Spark-Data-Engineering

This repository showcases a complete end-to-end data pipeline for an e-commerce dataset, designed following industry-standard best practices in data engineering and analytics. The project leverages Apache Spark for distributed data processing, adopts the Medallion Architecture for data lake structuring, implements a One Big Table (OBT) approach for analytics, and ensures robust testing with PyTest and Great Expectations.

Project Deliverable

The primary deliverable for this project is to design and implement a robust, industry-standard data pipeline for an e-commerce company. This pipeline will:

Generate Two Reports:
- Category Report: Displays the average and median revenue for every day and product category.
- Order Report: Provides the total and average revenue for every day.
Enable Daily Data Load Frequency: The pipeline will process and update data once per day to ensure stakeholders have access to the latest insights.
Incorporate Data Quality Checks:
- Ensure no duplicate records exist in key tables (e.g., orders, items, and clickstream events).
- Validate that the average revenue in both reports does not exceed 100,000 USD, maintaining data reliability.

Infrastructure Overview

The project infrastructure is composed of three primary services working together:

Postgres database: The project utilizes a PostgreSQL database to simulate an upstream application database.
Spark Cluster: A Spark cluster is deployed as the core of the project’s data processing infrastructure. It consists of a master node and two worker nodes, enabling distributed data processing at scale. Additionally, the cluster includes a history server, providing access to the Spark UI for monitoring logs, resource utilization, and the status of completed or failed Spark applications.
Minio: MinIO is implemented as a local storage solution, offering full API compatibility with AWS S3. This setup replicates S3 functionality locally.

Data

The data used in this project is synthetic, generated to replicate the operations of an e-commerce company. The implementation and details of the data generation process can be found at here.

Conceptual Model

To understand the data effectively, it is crucial to grasp the underlying business processes and how they drive interactions between various entities. This typically involves exploring the application or collaborating with business users and application experts to gain insights. The goal is to create a conceptual data model that provides a high-level overview of how different entities within the business interact, making it accessible and intuitive for non-technical stakeholders.

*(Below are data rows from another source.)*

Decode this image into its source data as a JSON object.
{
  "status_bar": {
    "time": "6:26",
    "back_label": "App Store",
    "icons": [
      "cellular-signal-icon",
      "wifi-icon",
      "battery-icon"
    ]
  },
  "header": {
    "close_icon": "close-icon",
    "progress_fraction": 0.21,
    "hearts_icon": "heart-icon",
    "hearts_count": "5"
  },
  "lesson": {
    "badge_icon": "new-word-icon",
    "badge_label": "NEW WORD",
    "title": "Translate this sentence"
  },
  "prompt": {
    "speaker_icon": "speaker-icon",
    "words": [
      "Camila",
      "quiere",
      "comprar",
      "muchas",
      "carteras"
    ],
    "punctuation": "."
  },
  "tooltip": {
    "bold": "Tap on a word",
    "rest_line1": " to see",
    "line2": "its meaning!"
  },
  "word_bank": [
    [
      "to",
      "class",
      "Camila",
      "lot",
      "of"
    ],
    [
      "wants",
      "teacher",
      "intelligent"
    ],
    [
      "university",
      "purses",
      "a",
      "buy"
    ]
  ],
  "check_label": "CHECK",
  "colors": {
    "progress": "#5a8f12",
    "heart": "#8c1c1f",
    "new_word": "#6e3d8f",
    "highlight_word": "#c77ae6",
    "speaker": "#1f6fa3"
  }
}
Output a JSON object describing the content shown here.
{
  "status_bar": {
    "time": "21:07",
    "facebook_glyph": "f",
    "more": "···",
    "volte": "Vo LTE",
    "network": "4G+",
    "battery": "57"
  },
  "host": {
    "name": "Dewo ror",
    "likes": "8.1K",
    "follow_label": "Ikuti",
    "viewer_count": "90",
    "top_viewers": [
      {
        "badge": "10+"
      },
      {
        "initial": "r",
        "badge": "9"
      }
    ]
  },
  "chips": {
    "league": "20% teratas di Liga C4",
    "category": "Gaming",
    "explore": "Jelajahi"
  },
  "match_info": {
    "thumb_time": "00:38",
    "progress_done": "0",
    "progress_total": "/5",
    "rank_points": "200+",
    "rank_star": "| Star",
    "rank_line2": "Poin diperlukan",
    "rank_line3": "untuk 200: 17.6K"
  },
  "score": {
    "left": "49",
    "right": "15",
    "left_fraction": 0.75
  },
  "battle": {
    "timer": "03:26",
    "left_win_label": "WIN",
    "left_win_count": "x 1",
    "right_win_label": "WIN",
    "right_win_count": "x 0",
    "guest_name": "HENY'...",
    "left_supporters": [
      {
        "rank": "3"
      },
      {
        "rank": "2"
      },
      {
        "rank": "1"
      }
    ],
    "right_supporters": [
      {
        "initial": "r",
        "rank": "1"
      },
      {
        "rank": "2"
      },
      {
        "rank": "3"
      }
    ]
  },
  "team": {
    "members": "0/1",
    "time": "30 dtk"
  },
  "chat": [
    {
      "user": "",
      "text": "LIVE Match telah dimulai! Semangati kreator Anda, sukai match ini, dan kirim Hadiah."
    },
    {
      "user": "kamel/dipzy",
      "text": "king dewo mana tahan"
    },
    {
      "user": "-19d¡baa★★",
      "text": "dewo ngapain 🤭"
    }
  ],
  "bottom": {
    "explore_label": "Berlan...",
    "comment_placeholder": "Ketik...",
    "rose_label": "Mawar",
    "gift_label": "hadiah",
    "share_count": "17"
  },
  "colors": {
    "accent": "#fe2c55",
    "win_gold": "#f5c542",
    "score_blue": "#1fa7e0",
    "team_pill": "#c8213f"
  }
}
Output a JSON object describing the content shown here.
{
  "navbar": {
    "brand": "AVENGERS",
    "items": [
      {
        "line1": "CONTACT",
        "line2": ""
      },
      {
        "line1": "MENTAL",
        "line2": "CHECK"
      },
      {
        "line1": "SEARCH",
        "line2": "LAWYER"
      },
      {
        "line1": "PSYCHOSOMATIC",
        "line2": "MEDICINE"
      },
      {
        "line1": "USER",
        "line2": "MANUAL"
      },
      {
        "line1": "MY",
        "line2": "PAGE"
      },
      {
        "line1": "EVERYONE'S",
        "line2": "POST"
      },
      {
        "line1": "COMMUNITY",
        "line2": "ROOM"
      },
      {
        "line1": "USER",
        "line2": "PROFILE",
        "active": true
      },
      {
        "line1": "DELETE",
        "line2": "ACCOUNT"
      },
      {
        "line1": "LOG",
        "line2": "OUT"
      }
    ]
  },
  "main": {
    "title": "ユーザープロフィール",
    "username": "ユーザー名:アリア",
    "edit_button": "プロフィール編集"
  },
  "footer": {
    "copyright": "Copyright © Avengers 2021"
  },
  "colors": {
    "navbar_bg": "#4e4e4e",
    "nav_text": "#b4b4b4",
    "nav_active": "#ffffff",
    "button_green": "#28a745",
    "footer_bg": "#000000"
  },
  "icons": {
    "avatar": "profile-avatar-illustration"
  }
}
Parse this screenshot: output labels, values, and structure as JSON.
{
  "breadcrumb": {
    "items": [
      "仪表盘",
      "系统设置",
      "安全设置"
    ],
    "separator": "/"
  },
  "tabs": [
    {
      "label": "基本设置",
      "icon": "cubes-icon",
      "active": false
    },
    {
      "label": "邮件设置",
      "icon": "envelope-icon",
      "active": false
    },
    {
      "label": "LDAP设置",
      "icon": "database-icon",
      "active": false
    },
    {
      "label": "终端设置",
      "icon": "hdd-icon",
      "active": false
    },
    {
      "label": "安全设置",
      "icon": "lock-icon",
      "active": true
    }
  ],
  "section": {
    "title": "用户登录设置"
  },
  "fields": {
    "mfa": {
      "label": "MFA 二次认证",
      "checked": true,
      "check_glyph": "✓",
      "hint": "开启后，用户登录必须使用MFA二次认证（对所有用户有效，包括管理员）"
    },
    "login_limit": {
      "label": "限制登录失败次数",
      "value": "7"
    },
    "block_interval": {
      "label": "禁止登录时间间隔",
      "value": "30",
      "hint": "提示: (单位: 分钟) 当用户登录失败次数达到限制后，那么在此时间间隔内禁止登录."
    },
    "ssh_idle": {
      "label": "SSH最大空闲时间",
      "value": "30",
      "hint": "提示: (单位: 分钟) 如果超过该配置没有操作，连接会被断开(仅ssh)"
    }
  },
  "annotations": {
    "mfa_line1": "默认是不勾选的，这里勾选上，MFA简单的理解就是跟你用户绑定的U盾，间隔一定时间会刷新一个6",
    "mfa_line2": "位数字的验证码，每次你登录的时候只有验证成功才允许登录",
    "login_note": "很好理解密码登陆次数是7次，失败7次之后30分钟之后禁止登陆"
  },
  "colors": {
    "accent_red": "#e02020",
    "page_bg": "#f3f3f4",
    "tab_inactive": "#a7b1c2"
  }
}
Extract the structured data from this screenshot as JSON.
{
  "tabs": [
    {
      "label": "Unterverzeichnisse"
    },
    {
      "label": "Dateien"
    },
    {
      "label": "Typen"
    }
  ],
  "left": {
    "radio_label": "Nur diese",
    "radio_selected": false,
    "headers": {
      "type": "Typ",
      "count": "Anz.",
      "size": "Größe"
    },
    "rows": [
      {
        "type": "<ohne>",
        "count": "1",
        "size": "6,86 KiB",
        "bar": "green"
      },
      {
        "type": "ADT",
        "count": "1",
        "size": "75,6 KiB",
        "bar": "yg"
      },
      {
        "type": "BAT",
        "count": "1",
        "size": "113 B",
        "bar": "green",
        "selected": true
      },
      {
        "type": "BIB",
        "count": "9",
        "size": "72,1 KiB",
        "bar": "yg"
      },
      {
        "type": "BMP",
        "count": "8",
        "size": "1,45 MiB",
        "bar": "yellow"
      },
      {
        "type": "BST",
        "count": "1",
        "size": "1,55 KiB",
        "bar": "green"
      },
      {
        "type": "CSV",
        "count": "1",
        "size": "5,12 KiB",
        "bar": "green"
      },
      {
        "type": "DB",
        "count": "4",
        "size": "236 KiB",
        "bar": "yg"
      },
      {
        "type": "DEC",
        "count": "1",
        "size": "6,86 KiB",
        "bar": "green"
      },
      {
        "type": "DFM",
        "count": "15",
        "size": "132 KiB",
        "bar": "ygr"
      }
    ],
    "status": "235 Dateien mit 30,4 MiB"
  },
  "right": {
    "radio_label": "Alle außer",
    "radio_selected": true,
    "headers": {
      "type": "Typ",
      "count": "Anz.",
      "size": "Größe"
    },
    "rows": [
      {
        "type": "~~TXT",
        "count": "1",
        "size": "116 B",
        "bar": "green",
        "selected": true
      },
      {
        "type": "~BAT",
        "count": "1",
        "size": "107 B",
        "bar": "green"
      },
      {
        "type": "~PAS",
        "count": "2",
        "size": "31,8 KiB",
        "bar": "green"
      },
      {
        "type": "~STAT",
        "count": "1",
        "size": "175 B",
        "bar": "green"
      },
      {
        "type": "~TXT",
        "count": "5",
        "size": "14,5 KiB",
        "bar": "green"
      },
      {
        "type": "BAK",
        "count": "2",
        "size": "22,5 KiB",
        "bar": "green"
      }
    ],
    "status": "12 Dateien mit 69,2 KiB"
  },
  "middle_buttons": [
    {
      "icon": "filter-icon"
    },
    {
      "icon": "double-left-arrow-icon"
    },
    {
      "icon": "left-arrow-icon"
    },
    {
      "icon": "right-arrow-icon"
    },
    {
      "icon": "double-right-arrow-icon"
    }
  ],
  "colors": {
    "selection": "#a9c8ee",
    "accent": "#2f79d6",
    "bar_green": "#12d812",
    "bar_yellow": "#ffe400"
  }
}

Entity-Relationship Diagram

While the conceptual data model (CDM) provides a high-level view of how the business operates and how its entities interact, the Entity-Relationship Diagram (ERD) dives deeper into the specific data model used upstream. The ERD outlines the tables, their attributes, and the relationships between them, forming the backbone of the database structure.

Pipeline Design

The project uses a medallion architecture to structure the data pipeline, consisting of bronze, silver, gold, and interface layers:

Bronze Layer:
- Pulls raw data from upstream sources, performs initial cleaning, and stores it.
- Focuses on raw and cleaned raw data storage.
Silver Layer:
- Models the cleaned data into fact and dimension tables.
- Prepares structured data for analytical purposes.
Gold Layer:
- Joins and aggregates fact and dimension tables to create OBTs and metric tables.
- Focuses on generating analytics-ready tables with key metrics.
Interface Layer:
- Creates views on top of metric tables from the gold layer for stakeholders to query directly.

Data Modeling

Fact Tables

fact_orders: Order-level data, one row per order.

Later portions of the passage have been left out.